跟着github上的Avik-Jain学习机器学习:
https://github.com/Avik-Jain/100-Days-Of-ML-Code
Day1:初步认识机器学习程序实现方法
学习任务:
加载机器学习常用的库numpy和pandas还有sklearn,学会读取csv文件,csv类的基本操作
数据预处理的基本操作,数据集分割
1.加载机器学习库,读取csv文件及其基本操作
pandas库、sklearn库和numpy库可以用conda安装或者pip安装
conda install pandas/pip install pandas
conda install numpy/pip install numpy
conda install sklearn/pip install sklearn
import numpy as np
import pandas as pd
'''Step1 and Step2. Import the library(numpy, pandas) and read the data in csv'''
#读取csv数据文件
data = pd.read_csv('../100-Days-Of-ML-Code-master/datasets/Data.csv')

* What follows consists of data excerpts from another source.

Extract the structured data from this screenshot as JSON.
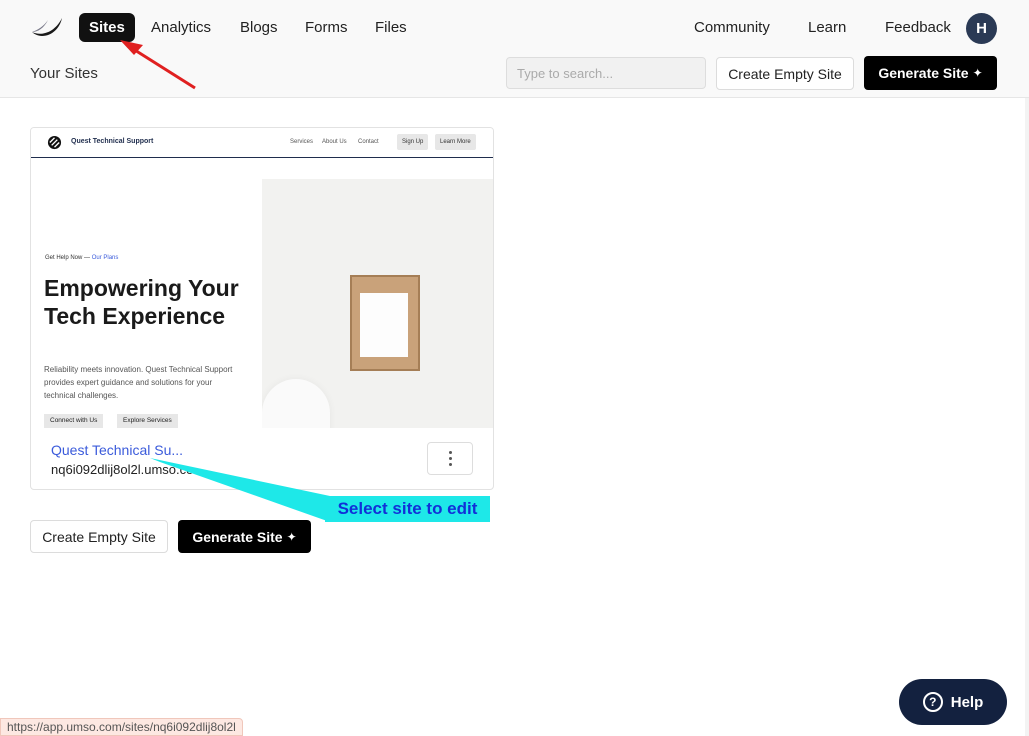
{
  "nav": {
    "items": [
      {
        "label": "Sites",
        "active": true
      },
      {
        "label": "Analytics"
      },
      {
        "label": "Blogs"
      },
      {
        "label": "Forms"
      },
      {
        "label": "Files"
      }
    ],
    "right": [
      {
        "label": "Community"
      },
      {
        "label": "Learn"
      },
      {
        "label": "Feedback"
      }
    ],
    "avatar_initial": "H",
    "logo_icon": "umso-logo-icon"
  },
  "toolbar": {
    "heading": "Your Sites",
    "search_placeholder": "Type to search...",
    "create_empty_label": "Create Empty Site",
    "generate_label": "Generate Site",
    "generate_icon": "sparkle-icon"
  },
  "site_card": {
    "name": "Quest Technical Su...",
    "subdomain": "nq6i092dlij8ol2l.umso.co",
    "preview": {
      "brand": "Quest Technical Support",
      "nav_links": [
        "Services",
        "About Us",
        "Contact"
      ],
      "nav_buttons": [
        "Sign Up",
        "Learn More"
      ],
      "eyebrow": "Get Help Now",
      "eyebrow_link": "Our Plans",
      "headline": "Empowering Your Tech Experience",
      "description": "Reliability meets innovation. Quest Technical Support provides expert guidance and solutions for your technical challenges.",
      "cta_buttons": [
        "Connect with Us",
        "Explore Services"
      ]
    }
  },
  "bottom_actions": {
    "create_empty_label": "Create Empty Site",
    "generate_label": "Generate Site"
  },
  "annotation": {
    "callout_text": "Select site to edit",
    "arrow_color": "#e02020",
    "callout_color": "#1ee8e8"
  },
  "help": {
    "label": "Help"
  },
  "status_url": "https://app.umso.com/sites/nq6i092dlij8ol2l"
}
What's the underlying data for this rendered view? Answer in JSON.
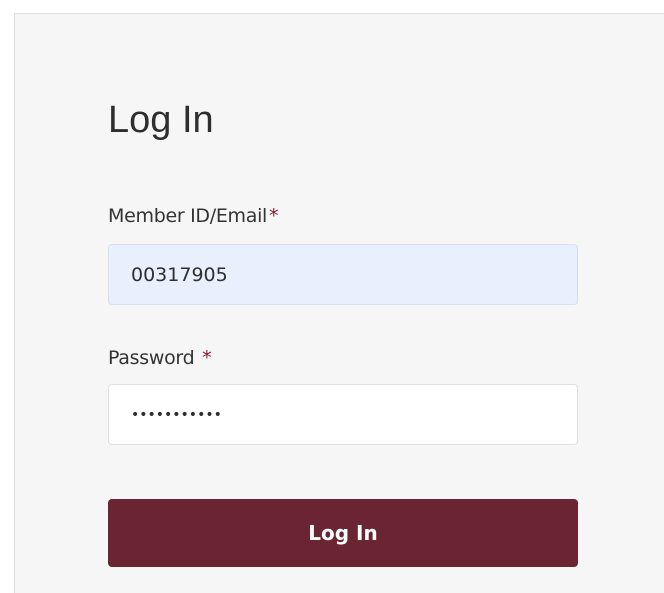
{
  "login": {
    "title": "Log In",
    "member_label": "Member ID/Email",
    "member_required": "*",
    "member_value": "00317905",
    "password_label": "Password",
    "password_required": "*",
    "password_value": "•••••••••••",
    "submit_label": "Log In"
  },
  "colors": {
    "button_bg": "#6b2431",
    "required_star": "#8a1c2b",
    "autofill_bg": "#e8f0fe",
    "card_bg": "#f6f6f6"
  }
}
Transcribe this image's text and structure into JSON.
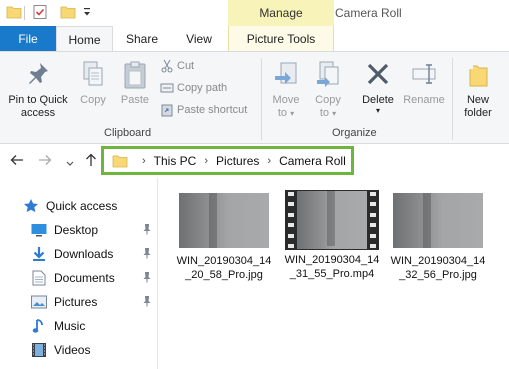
{
  "titlebar": {
    "context_tab": "Manage",
    "window_title": "Camera Roll"
  },
  "tabs": {
    "file": "File",
    "home": "Home",
    "share": "Share",
    "view": "View",
    "picture_tools": "Picture Tools"
  },
  "ribbon": {
    "pin_to_quick_access_line1": "Pin to Quick",
    "pin_to_quick_access_line2": "access",
    "copy": "Copy",
    "paste": "Paste",
    "cut": "Cut",
    "copy_path": "Copy path",
    "paste_shortcut": "Paste shortcut",
    "clipboard_group": "Clipboard",
    "move_to_line1": "Move",
    "move_to_line2": "to",
    "copy_to_line1": "Copy",
    "copy_to_line2": "to",
    "delete": "Delete",
    "rename": "Rename",
    "new_folder_line1": "New",
    "new_folder_line2": "folder",
    "organize_group": "Organize"
  },
  "address": {
    "crumbs": [
      "This PC",
      "Pictures",
      "Camera Roll"
    ],
    "separator": "›"
  },
  "navpane": {
    "items": [
      {
        "label": "Quick access",
        "icon": "star-icon"
      },
      {
        "label": "Desktop",
        "icon": "desktop-icon",
        "pinned": true
      },
      {
        "label": "Downloads",
        "icon": "downloads-icon",
        "pinned": true
      },
      {
        "label": "Documents",
        "icon": "documents-icon",
        "pinned": true
      },
      {
        "label": "Pictures",
        "icon": "pictures-icon",
        "pinned": true
      },
      {
        "label": "Music",
        "icon": "music-icon"
      },
      {
        "label": "Videos",
        "icon": "videos-icon"
      }
    ]
  },
  "files": [
    {
      "name": "WIN_20190304_14_20_58_Pro.jpg",
      "type": "image"
    },
    {
      "name": "WIN_20190304_14_31_55_Pro.mp4",
      "type": "video"
    },
    {
      "name": "WIN_20190304_14_32_56_Pro.jpg",
      "type": "image"
    }
  ],
  "colors": {
    "file_tab": "#1979ca",
    "context_tab": "#f8f3b8",
    "address_highlight": "#6fb43f"
  }
}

#获取data的numpy数值(即不包括标签和行数的数据值)
val = data.values
#获取data的维度信息
size = data.shape
#获取data的前n行数据
head = data.head(n=3)
#获取data的列信息
column = data.columns
#获取data指定行的数据
_loc4 = data.loc[:4]#获取前4行
_loc1 = data.loc[1]#获取1行信息
#获取指定行指定列的信息,[行,列]
x = data.iloc[:, :-1].values
y = data.iloc[:, 3].values
2.数据预处理:修复无效数据
使用sklearn库processing中的Imputer
"""Step3. Uses Imputer in sklearn.processing to replace the missing data"""
from sklearn.preprocessing import Imputer, LabelEncoder, OneHotEncoder
#修补的nan用均值代替
imputer = Imputer(missing_values = "NaN", strategy = "mean", axis = 0)
imputer = imputer.fit(x[ : , 1:3])
x[ : , 1:3] = imputer.transform(x[ : , 1:3])
3.数据预处理:对标签信息编码
使用sklearn库processing中的LabelEncoder和OneHotEncoder
"""Step4. Uses LabelEncoder and OneHotEncoder,encoder the label"""
labelencoder_X = LabelEncoder()
#先将类别标签编码为0,1,2,...(例如国家类别,France->0,Spain->1, Germany->2)
x[:, 0] = labelencoder_X.fit_transform(x[:, 0])
#再将labelencoder编码成onehot编码,即001,010,100...
onehotencoder = OneHotEncoder(categorical_features=[0])
x = onehotencoder.fit_transform(x).toarray()
labelencoder_Y = LabelEncoder()
Y = labelencoder_Y.fit_transform(y)
4.数据集分割:按比例分成训练集和测试集
"""Step5. Splitting the datasets into training sets and Test sets"""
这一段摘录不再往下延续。